In April, 2023 I received an email from the Canadian conductor Jordan de Souza asking for some advice about the cymbal part in Debussy’s La mer. Jordan’s questions and my reply are below.
I’m a young Canadian conductor working mostly in Europe. I’m studying La mer for concerts in Dortmund this week and came across your excellent articles. Any chance you might have time for a consult this week? Would love to hear your detailed thoughts on La mer and how best to guide and give space to a percussion section in this piece. Sorry I found you so late: I leave for first rehearsals tomorrow!
Thanks for your email, and congratulations on the work you’re doing in Europe. Great that you can conduct La mer in Dortmund. I’m not a conductor, so I can only imagine how thrilling it must be to take on a complex score like that.
Jordan, I’m not sure I would have much useful advice on the conducting side of this. I’ve played the glockenspiel and cymbal parts a few times, but I haven’t spent my career in an orchestra percussion section. When I’ve played the cymbal parts to La mer and Daphnis I approached them in a very personal way, with let’s say “idiosyncratic” instrument selections, and the conductors gave me a lot of latitude.
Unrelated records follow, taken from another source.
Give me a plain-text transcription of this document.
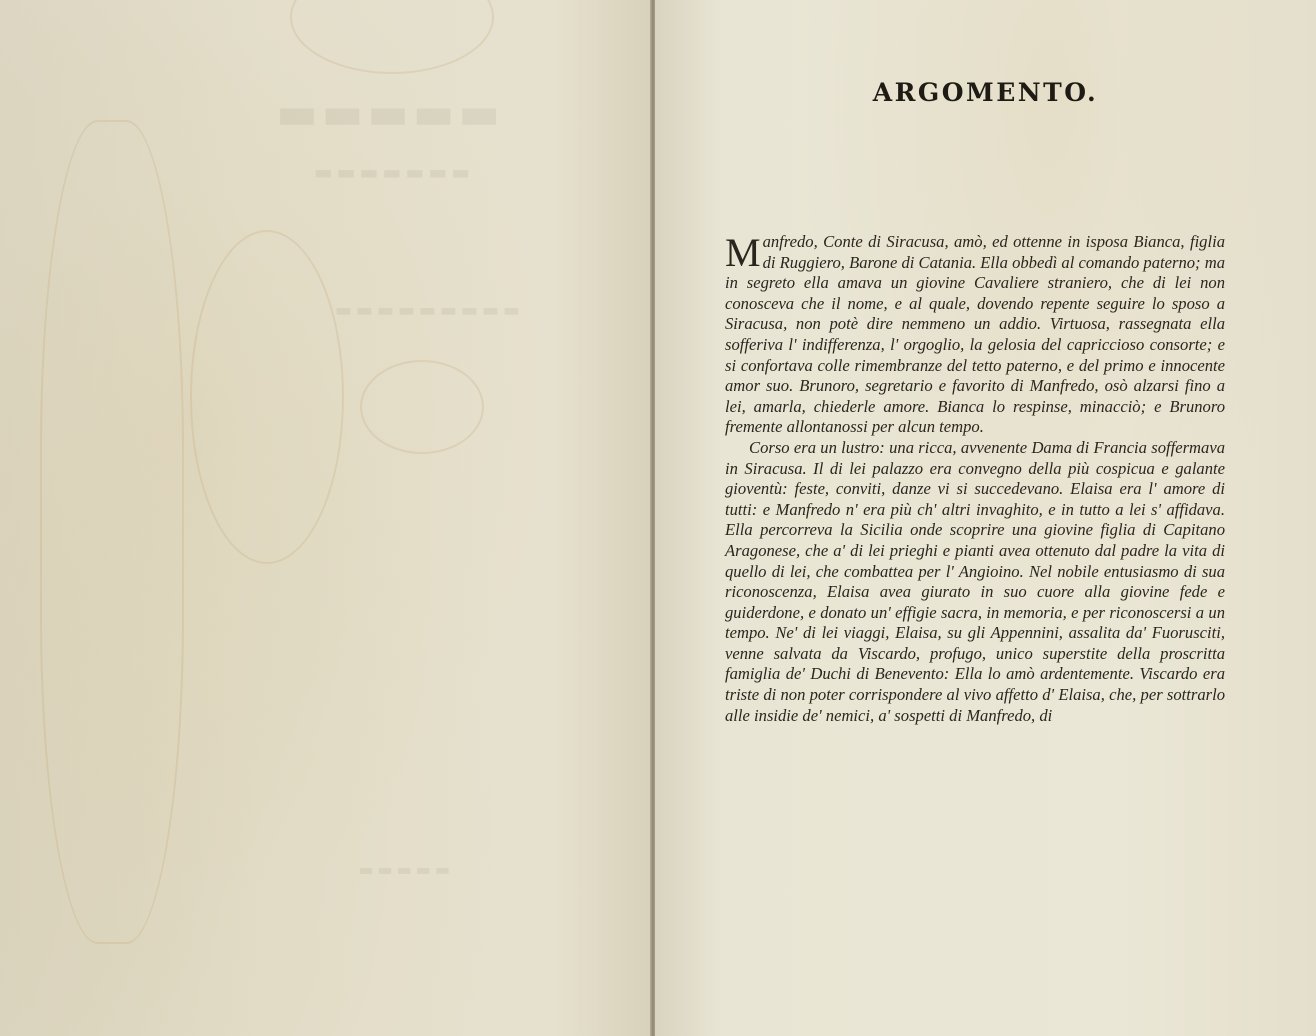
▬▬▬▬▬
▬▬▬▬▬▬▬
▬▬▬▬▬▬▬▬▬
▬▬▬▬▬
ARGOMENTO.

Manfredo, Conte di Siracusa, amò, ed ottenne in isposa Bianca, figlia di Ruggiero, Barone di Catania. Ella obbedì al comando paterno; ma in segreto ella amava un giovine Cavaliere straniero, che di lei non conosceva che il nome, e al quale, dovendo repente seguire lo sposo a Siracusa, non potè dire nemmeno un addio. Virtuosa, rassegnata ella sofferiva l' indifferenza, l' orgoglio, la gelosia del capriccioso consorte; e si confortava colle rimembranze del tetto paterno, e del primo e innocente amor suo. Brunoro, segretario e favorito di Manfredo, osò alzarsi fino a lei, amarla, chiederle amore. Bianca lo respinse, minacciò; e Brunoro fremente allontanossi per alcun tempo.

Corso era un lustro: una ricca, avvenente Dama di Francia soffermava in Siracusa. Il di lei palazzo era convegno della più cospicua e galante gioventù: feste, conviti, danze vi si succedevano. Elaisa era l' amore di tutti: e Manfredo n' era più ch' altri invaghito, e in tutto a lei s' affidava. Ella percorreva la Sicilia onde scoprire una giovine figlia di Capitano Aragonese, che a' di lei prieghi e pianti avea ottenuto dal padre la vita di quello di lei, che combattea per l' Angioino. Nel nobile entusiasmo di sua riconoscenza, Elaisa avea giurato in suo cuore alla giovine fede e guiderdone, e donato un' effigie sacra, in memoria, e per riconoscersi a un tempo. Ne' di lei viaggi, Elaisa, su gli Appennini, assalita da' Fuorusciti, venne salvata da Viscardo, profugo, unico superstite della proscritta famiglia de' Duchi di Benevento: Ella lo amò ardentemente. Viscardo era triste di non poter corrispondere al vivo affetto d' Elaisa, che, per sottrarlo alle insidie de' nemici, a' sospetti di Manfredo, di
Most professional orchestra sections have their preferred cymbal setups, and usually interpret these parts based on the orchestra’s tradition, or the players’ teachers’ approach. Unless you want to hear very specific cymbal characteristics in certain passages – high and bright (the very last tremolo for example), darker and/or lower pitch (larger and thinner cymbals), broader and/or richer sound (using two cymbals simultaneously) – I would embrace the orchestra players’ decisions based on the equipment they, or the orchestra possess, and the traditions of execution they represent. I love the sound of cymbals, and most sound good to me if I keep an open mind. Toru Takemitsu was fond of pointing out that writing for cymbals was one of the most difficult jobs in orchestration, because no two sound alike and no matter how specific the composer tries to be in the score (for example, “19 inch, medium heavy, Viennese-style…”) it’s still unpredictable exactly how the part will sound. Frankly, I like surprises, and the various choices different players make for these parts help define a unique interpretation. Arnie Lang, the great percussionist with the NY Phil once told me it’s one thing to know the part, but the important thing is to know the music. If your cymbal player really knows and loves the music in La mer, then their cymbal choices will be perfect.